In the meantime, MGP was busy launching its own brands. Those included George Remus bourbon, Rossville Union rye, Eight & Sand blended bourbon, and Till wheat vodka, all rolled out between 2016 and 2019. Initial progress was slow as the brands were available in only a few markets, but the sales footprint has expanded. The whiskeys have scored well on the tasting front, Rossville Union’s straight rye and Barrel Proof rye earning 90 points with our tasting panel, the Remus Reserve Series whiskeys scoring 90+ points.
But the centerpiece of the MGP revamp thus far has been the $475 million acquisition of St. Louis-based distiller and marketer Luxco in 2021. The Luxco whiskey stable featured Ezra Brooks, Blood Oath, Daviess County, David Nicolson, Lux Row, and Rebel. The deal also included the state-of-art Lux Row Distillery in Bardstown, Kentucky, as well as a 50% stake in Limestone Branch Distillery in nearby Lebanon, producer of Yellowstone bourbon and American single malt and Minor Case rye. Luxco’s existing distribution partnerships also provided a strong national sales platform.

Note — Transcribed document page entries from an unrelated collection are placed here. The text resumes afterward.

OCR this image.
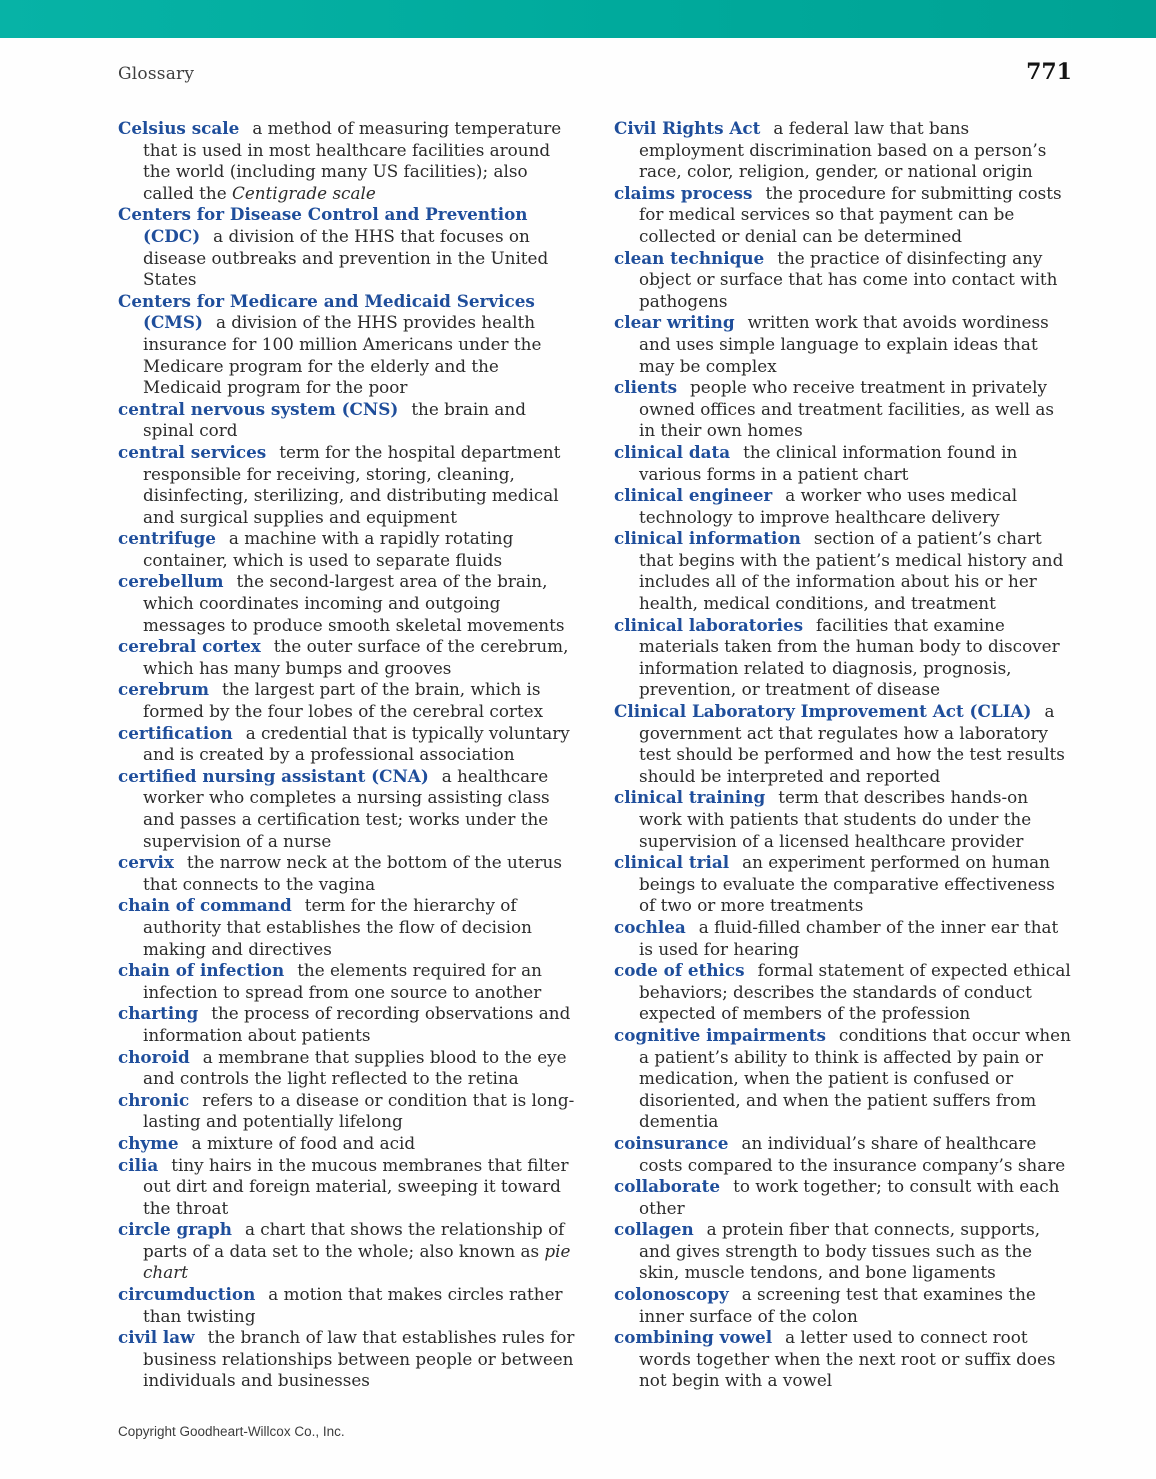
Glossary	771

Celsius scale a method of measuring temperature that is used in most healthcare facilities around the world (including many US facilities); also called the Centigrade scale

Centers for Disease Control and Prevention (CDC) a division of the HHS that focuses on disease outbreaks and prevention in the United States

Centers for Medicare and Medicaid Services (CMS) a division of the HHS provides health insurance for 100 million Americans under the Medicare program for the elderly and the Medicaid program for the poor

central nervous system (CNS) the brain and spinal cord

central services term for the hospital department responsible for receiving, storing, cleaning, disinfecting, sterilizing, and distributing medical and surgical supplies and equipment

centrifuge a machine with a rapidly rotating container, which is used to separate fluids

cerebellum the second-largest area of the brain, which coordinates incoming and outgoing messages to produce smooth skeletal movements

cerebral cortex the outer surface of the cerebrum, which has many bumps and grooves

cerebrum the largest part of the brain, which is formed by the four lobes of the cerebral cortex

certification a credential that is typically voluntary and is created by a professional association

certified nursing assistant (CNA) a healthcare worker who completes a nursing assisting class and passes a certification test; works under the supervision of a nurse

cervix the narrow neck at the bottom of the uterus that connects to the vagina

chain of command term for the hierarchy of authority that establishes the flow of decision making and directives

chain of infection the elements required for an infection to spread from one source to another

charting the process of recording observations and information about patients

choroid a membrane that supplies blood to the eye and controls the light reflected to the retina

chronic refers to a disease or condition that is long-lasting and potentially lifelong

chyme a mixture of food and acid

cilia tiny hairs in the mucous membranes that filter out dirt and foreign material, sweeping it toward the throat

circle graph a chart that shows the relationship of parts of a data set to the whole; also known as pie chart

circumduction a motion that makes circles rather than twisting

civil law the branch of law that establishes rules for business relationships between people or between individuals and businesses

Civil Rights Act a federal law that bans employment discrimination based on a person’s race, color, religion, gender, or national origin

claims process the procedure for submitting costs for medical services so that payment can be collected or denial can be determined

clean technique the practice of disinfecting any object or surface that has come into contact with pathogens

clear writing written work that avoids wordiness and uses simple language to explain ideas that may be complex

clients people who receive treatment in privately owned offices and treatment facilities, as well as in their own homes

clinical data the clinical information found in various forms in a patient chart

clinical engineer a worker who uses medical technology to improve healthcare delivery

clinical information section of a patient’s chart that begins with the patient’s medical history and includes all of the information about his or her health, medical conditions, and treatment

clinical laboratories facilities that examine materials taken from the human body to discover information related to diagnosis, prognosis, prevention, or treatment of disease

Clinical Laboratory Improvement Act (CLIA) a government act that regulates how a laboratory test should be performed and how the test results should be interpreted and reported

clinical training term that describes hands-on work with patients that students do under the supervision of a licensed healthcare provider

clinical trial an experiment performed on human beings to evaluate the comparative effectiveness of two or more treatments

cochlea a fluid-filled chamber of the inner ear that is used for hearing

code of ethics formal statement of expected ethical behaviors; describes the standards of conduct expected of members of the profession

cognitive impairments conditions that occur when a patient’s ability to think is affected by pain or medication, when the patient is confused or disoriented, and when the patient suffers from dementia

coinsurance an individual’s share of healthcare costs compared to the insurance company’s share

collaborate to work together; to consult with each other

collagen a protein fiber that connects, supports, and gives strength to body tissues such as the skin, muscle tendons, and bone ligaments

colonoscopy a screening test that examines the inner surface of the colon

combining vowel a letter used to connect root words together when the next root or suffix does not begin with a vowel

Copyright Goodheart-Willcox Co., Inc.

On both the contract distilling and branded sides, the MGP game plan is now starting to pay off. In its 2022 financial results announced last Thursday, the company showed a 25% sales increase to $782.4 million, while gross profit was up 27% to $253.3 million and operating income rose 18% to $149 million. The company’s Distilling Solutions segment (quietly rechristened from the former “Distillery Products” name) saw sales rise 22% to $428.5 million as both new distillate and aged whiskeys sold well. And it appears that there is still plenty of demand for contract distilled whiskey as non-distiller producers expand in a still-robust market. While the contract distilling side of MGP’s business remains the largest, the Luxco deal has catapulted the branded segment into relevance. The MGP Branded Spirits segment saw sales rise 30% to $237.9 million, with the higher-end part of the portfolio up by 56%. These branded whiskeys appear to have much more runway for growth, and that's great news for whiskey lovers as this emerging whiskey portfolio—filled with high-scoring gems—hopefully begins to reach a wider audience.